The chapter was as good as closed with the discovery, until George Curzon in 1896, used the definition of the source, which is the point farthest from the mouth as well as the point highest in the river system to conclude that the sheet of ice discovered by Wood was downstream from an ice cave under Wakhjir Pass, and thereby also neutralizing the claim made in the 1870s about Lake Chaqmaqtin as the source. But carthographically, none of these too meet the criteria set by the coordinates as discovered a century later. Expeditions since have also not been very convincing, though some seem to reach closer than others.
But why were so many expeditions carried out to determine the source, apart from scholarly, academic and geographical reasons? The rationale in the nineteenth century was concentrated on the Great Game, a nineteenth century rivalry between the British and Russian Empires in Central Asia with three potential to threaten the British colony of India and her interests in the Gulf. Coined by Arthur Conolly, and immortalized by Rudyard Kipling in his "Kim", the game was peaking in the second half of the century when the two adversaries signed the Anglo-Russian Agreement in 1873, that defined the Oxus as the northern border of Afghanistan and thus the dividing line between the British and Russian spheres of influence. The river's singularity as the topographical reference to border was reiterated in subsequent treaties. Delimiting these frontiers was problematic due to the dispute over the source of the Oxus, as this determined the primary tributary, and thus, even to the present day, the international border line. Accepting Lake Chaqmaqtin as the source would have stretched the Afghanistan border into today's Tajikistan, a point contended by the Russians and subsequently the Soviets until Tajikistan gained independence in the early 1990s. The British would have had problems accepting Curzon's ice cave, for it would have pulled the border closer to British India and today's Durand Line, a point still hotly debated between Afghanistan and Pakistan. This contraction could also have dealt a death blow to the erection of the Wakhan Corridor as a buffer zone between the two greatest empires of the nineteenth century.
I permitted myself some latitude and jumped the gun. Getting back to John Wood's highly engrossing work, his travels are not merely personal, but community driven, infused with a moral certitude, and sensibility that overcome the tragic ordeals he had to deal with, like the earthquake where he witnessed one-third of the population perish high on the Hindu Kush, or half the village flattened, slave traders that violate the Mohammedan teachings, bandits freewheeling the desolated landscape, or the inebriated and belligerant Frenchman. On the humane side, generous families, and their hospitality, despite poor in resources is a much frequent occurrence in the book that otherwise goes into the chills and the cold.
Amu Darya, a major lifeline of the Central Asian republics, cradle of ancient civilizations, birther, destroyer and keeper of dynasties, unfortunately, falls 200 km short of its original mouth, the Aral Sea, and dries out in Aralkum, the newest desert in the world at Kok Su. The Source, though, is yet elusive.

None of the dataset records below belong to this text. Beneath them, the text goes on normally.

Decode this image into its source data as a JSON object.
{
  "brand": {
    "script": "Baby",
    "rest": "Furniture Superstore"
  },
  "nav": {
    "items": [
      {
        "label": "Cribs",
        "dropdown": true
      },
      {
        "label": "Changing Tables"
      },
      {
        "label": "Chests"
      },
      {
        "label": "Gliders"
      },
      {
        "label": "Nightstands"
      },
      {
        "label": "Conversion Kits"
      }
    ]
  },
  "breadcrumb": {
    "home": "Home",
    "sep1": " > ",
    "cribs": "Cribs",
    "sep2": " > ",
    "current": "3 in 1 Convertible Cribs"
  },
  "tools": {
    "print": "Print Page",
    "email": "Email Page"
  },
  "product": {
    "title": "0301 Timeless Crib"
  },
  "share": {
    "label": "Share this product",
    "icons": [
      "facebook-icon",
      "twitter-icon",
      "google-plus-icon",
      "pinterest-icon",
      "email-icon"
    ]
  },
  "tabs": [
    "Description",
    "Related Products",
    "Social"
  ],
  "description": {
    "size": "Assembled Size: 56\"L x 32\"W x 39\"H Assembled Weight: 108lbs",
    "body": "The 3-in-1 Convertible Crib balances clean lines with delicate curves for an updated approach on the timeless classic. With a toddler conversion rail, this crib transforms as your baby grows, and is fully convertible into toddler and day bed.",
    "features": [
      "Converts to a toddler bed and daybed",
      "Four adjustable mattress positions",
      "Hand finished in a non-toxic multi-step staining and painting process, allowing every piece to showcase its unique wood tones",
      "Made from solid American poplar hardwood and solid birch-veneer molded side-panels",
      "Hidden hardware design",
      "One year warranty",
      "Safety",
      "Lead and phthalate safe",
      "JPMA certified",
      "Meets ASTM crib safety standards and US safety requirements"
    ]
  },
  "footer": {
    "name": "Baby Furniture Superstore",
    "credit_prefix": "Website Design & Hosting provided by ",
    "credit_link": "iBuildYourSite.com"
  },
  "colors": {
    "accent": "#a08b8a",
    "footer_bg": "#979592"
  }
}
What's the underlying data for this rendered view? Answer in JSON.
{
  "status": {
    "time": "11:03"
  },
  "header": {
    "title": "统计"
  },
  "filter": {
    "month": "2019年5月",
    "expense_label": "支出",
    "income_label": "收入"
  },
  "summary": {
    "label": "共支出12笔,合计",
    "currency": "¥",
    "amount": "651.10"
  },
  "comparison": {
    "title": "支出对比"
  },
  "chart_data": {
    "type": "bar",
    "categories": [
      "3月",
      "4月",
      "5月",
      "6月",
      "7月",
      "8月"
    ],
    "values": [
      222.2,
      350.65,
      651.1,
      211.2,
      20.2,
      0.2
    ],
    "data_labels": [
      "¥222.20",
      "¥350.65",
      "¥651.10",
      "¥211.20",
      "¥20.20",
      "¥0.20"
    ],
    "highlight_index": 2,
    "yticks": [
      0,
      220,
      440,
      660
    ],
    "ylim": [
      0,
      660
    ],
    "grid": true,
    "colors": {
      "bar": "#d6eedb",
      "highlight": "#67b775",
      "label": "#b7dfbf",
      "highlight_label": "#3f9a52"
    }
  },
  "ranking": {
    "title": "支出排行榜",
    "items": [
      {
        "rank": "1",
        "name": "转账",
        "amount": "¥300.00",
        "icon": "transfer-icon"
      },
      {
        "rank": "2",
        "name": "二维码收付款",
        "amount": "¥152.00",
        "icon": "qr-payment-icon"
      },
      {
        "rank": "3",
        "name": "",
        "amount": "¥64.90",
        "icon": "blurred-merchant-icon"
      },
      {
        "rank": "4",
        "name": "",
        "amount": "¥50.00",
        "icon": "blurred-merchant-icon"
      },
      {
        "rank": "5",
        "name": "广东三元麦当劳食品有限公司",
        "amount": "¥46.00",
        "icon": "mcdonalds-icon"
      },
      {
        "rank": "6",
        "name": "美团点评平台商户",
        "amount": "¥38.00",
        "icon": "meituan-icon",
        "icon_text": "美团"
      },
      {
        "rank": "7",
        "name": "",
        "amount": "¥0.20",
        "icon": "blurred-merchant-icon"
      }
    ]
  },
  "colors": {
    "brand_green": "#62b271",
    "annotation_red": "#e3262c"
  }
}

A fascinating record of a unique journey, being the first english written record of much of the lands and practices he writes about. Wood brings a dry wit, and a rather competent air (although of course he would sound competent in his own book). I sincerely wish there was more published work by Wood as he seems a unique individual. If one enjoys this I recommend his second work Twelve Months in Wellington, even harder to locate (although on internet archive).